Roughly 15 million rural residents struggle with drug and alcohol abuse, HIV, Hepatitis B and C, other sexually transmitted/infectious diseases, and mental disorders, and rural life has been characterized as having distinct features that create significant barriers to care for these stigmatizing illnesses.  We will study clinical practice domains that are the cornerstone of ethically sound treatment – the therapeutic alliance, confidentiality, informed consent, and treatment compliance.  Three specific aims are offered: (1) to use multi-source qualitative data to develop a new health care instrument and conceptual model with will identify barriers adversely affecting clinicians’ efforts to care for people with stigmatizing illnesses in various settings; (2) to use that quantitative instrument to survey multidisciplinary clinicians and thus to test 3 hypotheses and to test the fit of the initial model; and (3) to identify educational and informational resources that may improve care for stigmatizing illnesses.  Our hypotheses are: (1) clinicians will identify ethical and psychosocial issues that are barriers to optimal care that are greater when caring for more highly stigmatizing illnesses, particularly for those in rural areas; (2) clinicians will report distinct clinical care problem-seeking behaviors that are different when caring for more highly stigmatizing illnesses, particularly in rural areas; and (3) clinicians’ community, practice, professional, and personal characteristics will moderate the effects.

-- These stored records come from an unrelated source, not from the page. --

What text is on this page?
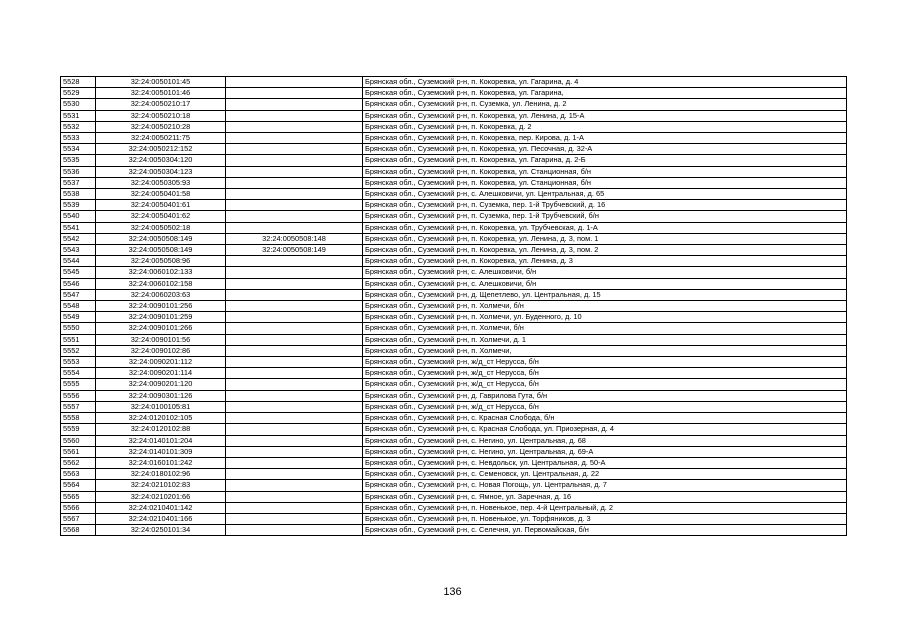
5528	32:24:0050101:45		Брянская обл., Суземский р-н, п. Кокоревка, ул. Гагарина, д. 4
5529	32:24:0050101:46		Брянская обл., Суземский р-н, п. Кокоревка, ул. Гагарина,
5530	32:24:0050210:17		Брянская обл., Суземский р-н, п. Суземка, ул. Ленина, д. 2
5531	32:24:0050210:18		Брянская обл., Суземский р-н, п. Кокоревка, ул. Ленина, д. 15-А
5532	32:24:0050210:28		Брянская обл., Суземский р-н, п. Кокоревка, д. 2
5533	32:24:0050211:75		Брянская обл., Суземский р-н, п. Кокоревка, пер. Кирова, д. 1-А
5534	32:24:0050212:152		Брянская обл., Суземский р-н, п. Кокоревка, ул. Песочная, д. 32-А
5535	32:24:0050304:120		Брянская обл., Суземский р-н, п. Кокоревка, ул. Гагарина, д. 2-Б
5536	32:24:0050304:123		Брянская обл., Суземский р-н, п. Кокоревка, ул. Станционная, б/н
5537	32:24:0050305:93		Брянская обл., Суземский р-н, п. Кокоревка, ул. Станционная, б/н
5538	32:24:0050401:58		Брянская обл., Суземский р-н, с. Алешковичи, ул. Центральная, д. 65
5539	32:24:0050401:61		Брянская обл., Суземский р-н, п. Суземка, пер. 1-й Трубчевский, д. 16
5540	32:24:0050401:62		Брянская обл., Суземский р-н, п. Суземка, пер. 1-й Трубчевский, б/н
5541	32:24:0050502:18		Брянская обл., Суземский р-н, п. Кокоревка, ул. Трубчевская, д. 1-А
5542	32:24:0050508:149	32:24:0050508:148	Брянская обл., Суземский р-н, п. Кокоревка, ул. Ленина, д. 3, пом. 1
5543	32:24:0050508:149	32:24:0050508:149	Брянская обл., Суземский р-н, п. Кокоревка, ул. Ленина, д. 3, пом. 2
5544	32:24:0050508:96		Брянская обл., Суземский р-н, п. Кокоревка, ул. Ленина, д. 3
5545	32:24:0060102:133		Брянская обл., Суземский р-н, с. Алешковичи, б/н
5546	32:24:0060102:158		Брянская обл., Суземский р-н, с. Алешковичи, б/н
5547	32:24:0060203:63		Брянская обл., Суземский р-н, д. Щепетлево, ул. Центральная, д. 15
5548	32:24:0090101:256		Брянская обл., Суземский р-н, п. Холмечи, б/н
5549	32:24:0090101:259		Брянская обл., Суземский р-н, п. Холмечи, ул. Буденного, д. 10
5550	32:24:0090101:266		Брянская обл., Суземский р-н, п. Холмечи, б/н
5551	32:24:0090101:56		Брянская обл., Суземский р-н, п. Холмечи, д. 1
5552	32:24:0090102:86		Брянская обл., Суземский р-н, п. Холмечи,
5553	32:24:0090201:112		Брянская обл., Суземский р-н, ж/д_ст Нерусса, б/н
5554	32:24:0090201:114		Брянская обл., Суземский р-н, ж/д_ст Нерусса, б/н
5555	32:24:0090201:120		Брянская обл., Суземский р-н, ж/д_ст Нерусса, б/н
5556	32:24:0090301:126		Брянская обл., Суземский р-н, д. Гаврилова Гута, б/н
5557	32:24:0100105:81		Брянская обл., Суземский р-н, ж/д_ст Нерусса, б/н
5558	32:24:0120102:105		Брянская обл., Суземский р-н, с. Красная Слобода, б/н
5559	32:24:0120102:88		Брянская обл., Суземский р-н, с. Красная Слобода, ул. Приозерная, д. 4
5560	32:24:0140101:204		Брянская обл., Суземский р-н, с. Негино, ул. Центральная, д. 68
5561	32:24:0140101:309		Брянская обл., Суземский р-н, с. Негино, ул. Центральная, д. 69-А
5562	32:24:0160101:242		Брянская обл., Суземский р-н, с. Невдольск, ул. Центральная, д. 50-А
5563	32:24:0180102:96		Брянская обл., Суземский р-н, с. Семеновск, ул. Центральная, д. 22
5564	32:24:0210102:83		Брянская обл., Суземский р-н, с. Новая Погощь, ул. Центральная, д. 7
5565	32:24:0210201:66		Брянская обл., Суземский р-н, с. Ямное, ул. Заречная, д. 16
5566	32:24:0210401:142		Брянская обл., Суземский р-н, п. Новенькое, пер. 4-й Центральный, д. 2
5567	32:24:0210401:166		Брянская обл., Суземский р-н, п. Новенькое, ул. Торфяников, д. 3
5568	32:24:0250101:34		Брянская обл., Суземский р-н, с. Селечня, ул. Первомайская, б/н
136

Our 5 year project has 2 phases: (1) a qualitative phase with experts, panels, interviews, and focus groups to identify assessment constructs, and indicators; and (2) a quantitative phase to survey multidisciplinary licensed clinicians about their views, experiences, behaviors, problems, and needs in caring for people with stigmatizing illnesses in rural and non-rural areas of Alaska and New Mexico.  Thus, the project will produce a new survey instrument, extensive qualitative and quantitative data, and a needs assessment, all concerning clinicians’ care of people with stigmatizing illnesses.  This is the initial step of a program that will later study patients and non-licensed caregivers to characterize barriers to optimal clinical care for often neglected disorders that represent immense human suffering and resource utilization in our country. Ultimately, our aim is to improve health care for people suffering from stigmatizing illnesses such as substance abuse, HIV and other sexually transmitted diseases, and mental disorders, especially individuals with such disorders who live in rural areas.


This project is funded by the National Institute on Drug Abuse through a grant awarded to the University of New Mexico Health Sciences Center (UNMHSC).  UNMHSC has contracted with Behavioral Health Research and Services to implement the Alaska portion of the grant.